Kaz is dependable; Kaz is likeable; Kaz is the perfect friend to solve a ghost mystery with. The epilogue of Known Unknowns is just Nadia and Kaz working on their school paper, looking to the future. There’s no Anja, no ghost raccoons, but it feels just right.

OLIVIA KWON

Reviewing Known Unknowns for IFDB, Anya Johanna DeNiro writes of the game’s characters: “I’m sure you will find your favorites”. Given that I started here with an essay you could summarise as “Anja is the best character ever”, it seems I’ll have to agree. DeNiro goes on to add, parenthetically: “shout out to my pal Olivia”.

Olivia Kwon was the third and final character from Known Unknowns to be nominated for this award. In examining Olivia, I am going to purse two angles of investigation:

  1. Olivia Kwon is cool.
  2. People like Olivia Kwon.

Let’s start, as is customary, with part 1.
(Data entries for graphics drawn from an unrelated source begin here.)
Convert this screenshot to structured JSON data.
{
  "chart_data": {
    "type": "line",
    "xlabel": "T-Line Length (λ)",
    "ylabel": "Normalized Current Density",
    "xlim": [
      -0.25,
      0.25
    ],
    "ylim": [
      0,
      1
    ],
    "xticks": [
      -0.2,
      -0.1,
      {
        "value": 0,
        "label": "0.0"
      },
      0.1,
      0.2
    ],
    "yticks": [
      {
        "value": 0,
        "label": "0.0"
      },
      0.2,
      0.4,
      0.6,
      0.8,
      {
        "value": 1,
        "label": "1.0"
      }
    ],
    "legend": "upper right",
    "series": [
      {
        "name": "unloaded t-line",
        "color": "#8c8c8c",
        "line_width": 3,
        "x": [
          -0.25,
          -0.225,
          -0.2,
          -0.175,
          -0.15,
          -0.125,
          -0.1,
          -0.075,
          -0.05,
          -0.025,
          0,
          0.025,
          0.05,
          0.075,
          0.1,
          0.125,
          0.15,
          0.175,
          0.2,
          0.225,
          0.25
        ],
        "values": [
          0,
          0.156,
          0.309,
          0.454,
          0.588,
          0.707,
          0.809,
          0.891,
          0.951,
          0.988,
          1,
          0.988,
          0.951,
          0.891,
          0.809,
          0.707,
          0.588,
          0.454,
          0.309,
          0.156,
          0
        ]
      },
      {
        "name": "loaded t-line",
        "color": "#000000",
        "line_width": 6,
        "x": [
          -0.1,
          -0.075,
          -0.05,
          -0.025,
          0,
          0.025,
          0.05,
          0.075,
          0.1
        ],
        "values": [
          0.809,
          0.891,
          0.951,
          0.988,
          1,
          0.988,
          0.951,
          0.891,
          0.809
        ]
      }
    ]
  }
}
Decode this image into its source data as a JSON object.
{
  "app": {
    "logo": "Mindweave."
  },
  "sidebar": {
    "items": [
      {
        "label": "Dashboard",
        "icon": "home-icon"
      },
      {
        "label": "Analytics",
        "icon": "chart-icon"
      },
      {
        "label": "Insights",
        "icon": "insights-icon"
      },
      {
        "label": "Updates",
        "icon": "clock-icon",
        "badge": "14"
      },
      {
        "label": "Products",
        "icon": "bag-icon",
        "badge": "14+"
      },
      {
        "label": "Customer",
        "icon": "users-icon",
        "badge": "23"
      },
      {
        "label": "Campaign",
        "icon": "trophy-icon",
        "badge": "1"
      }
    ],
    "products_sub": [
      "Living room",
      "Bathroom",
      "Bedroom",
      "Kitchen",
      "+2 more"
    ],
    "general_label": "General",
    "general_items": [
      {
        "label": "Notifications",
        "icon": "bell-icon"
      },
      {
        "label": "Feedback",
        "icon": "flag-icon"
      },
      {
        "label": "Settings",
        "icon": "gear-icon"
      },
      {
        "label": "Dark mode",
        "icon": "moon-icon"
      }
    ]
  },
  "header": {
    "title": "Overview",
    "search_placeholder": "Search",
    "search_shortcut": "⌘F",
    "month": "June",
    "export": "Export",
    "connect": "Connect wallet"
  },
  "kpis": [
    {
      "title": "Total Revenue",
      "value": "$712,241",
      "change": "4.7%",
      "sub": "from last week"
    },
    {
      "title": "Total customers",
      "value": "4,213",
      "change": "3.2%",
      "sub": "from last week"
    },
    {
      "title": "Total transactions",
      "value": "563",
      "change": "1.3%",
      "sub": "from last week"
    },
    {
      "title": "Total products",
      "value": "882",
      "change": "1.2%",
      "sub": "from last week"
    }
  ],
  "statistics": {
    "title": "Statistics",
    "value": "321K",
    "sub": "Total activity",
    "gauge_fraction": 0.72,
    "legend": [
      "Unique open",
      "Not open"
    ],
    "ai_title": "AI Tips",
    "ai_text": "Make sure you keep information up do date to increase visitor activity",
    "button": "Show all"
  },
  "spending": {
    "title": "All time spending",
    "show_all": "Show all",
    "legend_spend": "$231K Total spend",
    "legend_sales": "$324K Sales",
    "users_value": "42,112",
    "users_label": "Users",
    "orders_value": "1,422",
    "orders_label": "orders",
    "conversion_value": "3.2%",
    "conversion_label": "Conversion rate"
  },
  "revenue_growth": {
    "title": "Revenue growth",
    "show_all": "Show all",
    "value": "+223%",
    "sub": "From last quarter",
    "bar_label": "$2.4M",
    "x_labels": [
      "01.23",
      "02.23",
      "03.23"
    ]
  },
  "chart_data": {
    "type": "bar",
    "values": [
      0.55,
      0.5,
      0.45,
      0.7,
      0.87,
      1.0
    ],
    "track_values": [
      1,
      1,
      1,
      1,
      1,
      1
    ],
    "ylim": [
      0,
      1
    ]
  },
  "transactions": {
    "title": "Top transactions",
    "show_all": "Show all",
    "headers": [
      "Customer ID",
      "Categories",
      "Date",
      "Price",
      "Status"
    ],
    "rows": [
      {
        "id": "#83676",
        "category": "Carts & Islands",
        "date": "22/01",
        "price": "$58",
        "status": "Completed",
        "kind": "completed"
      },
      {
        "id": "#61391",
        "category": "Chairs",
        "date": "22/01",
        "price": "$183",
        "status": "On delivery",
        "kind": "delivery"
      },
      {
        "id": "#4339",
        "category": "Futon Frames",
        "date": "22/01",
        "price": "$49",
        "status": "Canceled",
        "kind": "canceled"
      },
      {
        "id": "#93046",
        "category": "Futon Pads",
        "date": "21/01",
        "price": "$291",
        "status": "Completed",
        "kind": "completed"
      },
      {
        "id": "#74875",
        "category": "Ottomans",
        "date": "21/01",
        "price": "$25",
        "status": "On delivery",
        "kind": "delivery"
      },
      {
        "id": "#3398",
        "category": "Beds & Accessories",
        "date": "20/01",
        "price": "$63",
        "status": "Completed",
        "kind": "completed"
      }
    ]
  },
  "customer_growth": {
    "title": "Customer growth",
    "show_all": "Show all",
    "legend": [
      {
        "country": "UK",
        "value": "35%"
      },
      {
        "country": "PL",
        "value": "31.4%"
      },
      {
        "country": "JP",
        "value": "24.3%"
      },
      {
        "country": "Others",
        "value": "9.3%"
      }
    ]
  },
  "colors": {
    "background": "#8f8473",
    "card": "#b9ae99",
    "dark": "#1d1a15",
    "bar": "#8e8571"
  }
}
Although many of the interactions with Olivia seem to be optional moments during the game’s exploration sequences, you can’t avoid meeting her like this:

(You make your way to your first period history class and sit down. A couple of minutes later, Olivia Kwon slams her books down on the desk next to you and then jumps over them to get in the chair.)

OLIVIA: What’s up, bud?

YOU: Oh, hey Olivia Kwon. How was your summer?

OLIVIA: It was fine, eh! Fuckin’ fine-and-a-half. Took up rollerblading.

With comic redundancy, her profile includes the line:

Nationality: Canadian (Extremely)

Is she cool? Well Olivia must be one of “the cool kids” because she’s good at sport and acts like she doesn’t give a shit. But she’s also “a cool person” in a different way: behind her blunt language, she’s empathetic and supportive of the people around her:

OLIVIA: Can’t have enough mental health dude. Shit’s important. That’s why they’s got hashtags about it.

When troublemakers rock up to a party, it’s Olivia at the forefront, scaring them off and protecting her friends. When Allen outs Nadia, Olivia offers her a hug, some supportive words, and the offer to beat him up (which Nadia declines).

All the optional interactions with Olivia are fun little diversions, if you can find them (I missed some on my first playthrough). You might bump into her at a party, for example, and then get to choose whether or not to say “Whoo” back to her (why wouldn’t you?).

This all adds up to a bunch of completely acceptable reasons to like a character (we have now arrived at part 2). And apparently people liked her enough that she ended up a nominee for this category. That’s fine by me. Maybe you could say that this shouldn’t be a popularity contest – but I’d say that if people like Olivia Kwon won popularity contests more often, the world would be a much nicer place.